What Comes Next for the Azores?

While the loss of Ryanair is undoubtedly a blow, the Azores may not remain underserved for long. The remaining roster of carriers offers considerable geographic coverage, including long-haul links to North America (Newark, Boston, JFK, Toronto, Montreal), and European hubs like Frankfurt, London Heathrow, Paris, and Zurich.

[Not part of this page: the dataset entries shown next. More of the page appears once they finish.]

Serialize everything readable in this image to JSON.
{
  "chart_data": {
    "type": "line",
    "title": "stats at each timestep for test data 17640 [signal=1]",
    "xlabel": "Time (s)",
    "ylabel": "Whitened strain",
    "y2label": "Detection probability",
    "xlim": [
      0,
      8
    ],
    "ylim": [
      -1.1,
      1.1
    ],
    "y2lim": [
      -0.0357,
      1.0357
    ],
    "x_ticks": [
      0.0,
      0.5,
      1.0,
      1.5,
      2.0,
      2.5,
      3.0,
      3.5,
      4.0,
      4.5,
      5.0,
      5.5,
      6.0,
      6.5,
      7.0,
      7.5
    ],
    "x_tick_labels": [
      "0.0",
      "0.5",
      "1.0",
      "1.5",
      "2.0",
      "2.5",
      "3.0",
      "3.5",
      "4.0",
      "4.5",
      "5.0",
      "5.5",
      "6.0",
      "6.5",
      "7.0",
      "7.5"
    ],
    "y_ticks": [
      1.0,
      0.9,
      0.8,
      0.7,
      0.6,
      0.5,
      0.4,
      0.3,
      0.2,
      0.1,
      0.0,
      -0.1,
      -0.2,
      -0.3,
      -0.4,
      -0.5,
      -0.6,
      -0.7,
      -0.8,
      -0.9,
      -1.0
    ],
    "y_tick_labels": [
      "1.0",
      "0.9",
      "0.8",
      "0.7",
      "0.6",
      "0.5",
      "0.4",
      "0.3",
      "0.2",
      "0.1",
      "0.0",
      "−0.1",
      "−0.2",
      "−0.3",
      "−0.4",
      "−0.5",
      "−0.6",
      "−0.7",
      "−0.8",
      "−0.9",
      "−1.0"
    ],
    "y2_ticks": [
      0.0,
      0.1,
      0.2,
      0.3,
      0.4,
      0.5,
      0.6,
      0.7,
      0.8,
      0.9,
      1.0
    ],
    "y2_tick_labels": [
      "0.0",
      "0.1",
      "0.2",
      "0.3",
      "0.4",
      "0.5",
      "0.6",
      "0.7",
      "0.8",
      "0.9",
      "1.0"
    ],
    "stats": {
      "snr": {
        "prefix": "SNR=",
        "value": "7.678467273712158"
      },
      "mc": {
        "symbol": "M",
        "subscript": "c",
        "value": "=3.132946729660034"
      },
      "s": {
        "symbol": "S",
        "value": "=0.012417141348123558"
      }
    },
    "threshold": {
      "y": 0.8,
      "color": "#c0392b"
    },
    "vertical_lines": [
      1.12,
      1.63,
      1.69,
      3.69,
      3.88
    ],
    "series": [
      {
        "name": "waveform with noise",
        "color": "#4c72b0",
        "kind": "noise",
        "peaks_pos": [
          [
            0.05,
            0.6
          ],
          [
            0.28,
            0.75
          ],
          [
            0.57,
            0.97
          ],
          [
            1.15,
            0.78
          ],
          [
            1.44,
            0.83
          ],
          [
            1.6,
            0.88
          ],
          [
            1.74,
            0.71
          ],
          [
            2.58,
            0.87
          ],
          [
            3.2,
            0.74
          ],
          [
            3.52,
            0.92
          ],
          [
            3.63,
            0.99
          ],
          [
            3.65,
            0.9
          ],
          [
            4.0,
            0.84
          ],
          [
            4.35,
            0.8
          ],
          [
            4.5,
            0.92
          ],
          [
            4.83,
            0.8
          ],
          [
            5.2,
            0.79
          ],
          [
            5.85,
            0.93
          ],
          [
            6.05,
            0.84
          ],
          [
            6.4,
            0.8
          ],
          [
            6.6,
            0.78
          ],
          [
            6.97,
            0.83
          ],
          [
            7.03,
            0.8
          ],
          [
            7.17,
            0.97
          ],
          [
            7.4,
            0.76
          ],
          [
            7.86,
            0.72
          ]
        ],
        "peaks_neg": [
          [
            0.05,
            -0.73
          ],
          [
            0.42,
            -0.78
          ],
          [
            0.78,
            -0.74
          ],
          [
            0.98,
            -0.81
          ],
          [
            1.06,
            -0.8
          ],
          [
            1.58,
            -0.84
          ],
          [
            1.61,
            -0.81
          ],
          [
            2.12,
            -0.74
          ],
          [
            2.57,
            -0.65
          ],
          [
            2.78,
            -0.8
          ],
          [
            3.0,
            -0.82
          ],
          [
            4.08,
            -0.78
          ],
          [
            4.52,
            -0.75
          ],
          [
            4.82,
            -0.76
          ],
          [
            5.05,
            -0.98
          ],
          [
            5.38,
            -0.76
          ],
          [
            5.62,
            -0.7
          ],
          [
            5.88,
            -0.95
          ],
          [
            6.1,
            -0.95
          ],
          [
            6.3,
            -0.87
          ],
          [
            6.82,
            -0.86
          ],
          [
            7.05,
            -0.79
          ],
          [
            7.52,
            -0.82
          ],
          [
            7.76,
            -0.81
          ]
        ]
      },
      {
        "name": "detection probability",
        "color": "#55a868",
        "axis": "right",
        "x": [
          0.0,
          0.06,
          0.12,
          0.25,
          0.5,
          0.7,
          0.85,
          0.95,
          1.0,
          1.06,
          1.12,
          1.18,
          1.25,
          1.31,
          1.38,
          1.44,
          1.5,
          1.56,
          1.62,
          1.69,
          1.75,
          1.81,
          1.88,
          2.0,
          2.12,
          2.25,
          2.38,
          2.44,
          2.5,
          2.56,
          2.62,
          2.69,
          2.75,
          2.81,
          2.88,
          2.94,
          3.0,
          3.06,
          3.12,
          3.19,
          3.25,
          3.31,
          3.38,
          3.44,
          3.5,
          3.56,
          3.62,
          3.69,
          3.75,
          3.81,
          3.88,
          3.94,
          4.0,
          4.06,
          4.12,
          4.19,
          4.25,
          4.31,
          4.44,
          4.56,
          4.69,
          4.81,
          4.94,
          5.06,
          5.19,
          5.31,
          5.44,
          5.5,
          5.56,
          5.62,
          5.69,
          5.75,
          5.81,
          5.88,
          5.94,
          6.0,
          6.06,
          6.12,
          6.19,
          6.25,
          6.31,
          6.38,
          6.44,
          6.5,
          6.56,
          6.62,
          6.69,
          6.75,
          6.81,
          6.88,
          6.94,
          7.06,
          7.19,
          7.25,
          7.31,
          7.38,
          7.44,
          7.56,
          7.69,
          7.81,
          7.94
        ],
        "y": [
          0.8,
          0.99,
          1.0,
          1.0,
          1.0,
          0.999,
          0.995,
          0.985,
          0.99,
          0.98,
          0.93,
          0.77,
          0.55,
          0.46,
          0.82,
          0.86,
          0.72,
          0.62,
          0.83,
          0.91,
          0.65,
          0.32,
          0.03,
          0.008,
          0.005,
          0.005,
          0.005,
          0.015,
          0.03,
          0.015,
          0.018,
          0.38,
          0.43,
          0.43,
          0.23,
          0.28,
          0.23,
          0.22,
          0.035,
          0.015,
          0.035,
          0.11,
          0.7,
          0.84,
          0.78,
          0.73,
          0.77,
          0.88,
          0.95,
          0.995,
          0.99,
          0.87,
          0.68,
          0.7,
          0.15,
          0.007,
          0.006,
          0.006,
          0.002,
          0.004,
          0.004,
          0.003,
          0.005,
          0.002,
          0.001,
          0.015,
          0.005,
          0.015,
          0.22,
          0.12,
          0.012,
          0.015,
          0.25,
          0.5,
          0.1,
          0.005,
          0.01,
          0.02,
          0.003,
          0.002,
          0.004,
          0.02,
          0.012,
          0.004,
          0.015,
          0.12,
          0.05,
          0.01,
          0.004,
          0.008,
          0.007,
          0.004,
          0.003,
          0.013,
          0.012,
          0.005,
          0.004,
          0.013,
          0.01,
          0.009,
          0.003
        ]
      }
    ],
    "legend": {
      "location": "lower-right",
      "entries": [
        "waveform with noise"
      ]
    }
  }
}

However, these connections lack the price competitiveness and frequency that Ryanair provided. Unless other low-cost carriers step in to fill the void—or ANA and the Portuguese government reevaluate their pricing structures—the Azores could face a decline in tourism volumes, particularly among price-sensitive travelers.

The challenge now lies with the regional and national stakeholders: Will they act to stabilize costs and attract low-cost operators, or will the Azores enter a new era of constrained access and higher travel prices? As Ryanair continues to reshuffle its European footprint, the Azores becomes another case study in the fragile balance between infrastructure economics and accessibility, especially for remote regions whose survival hinges on the skies.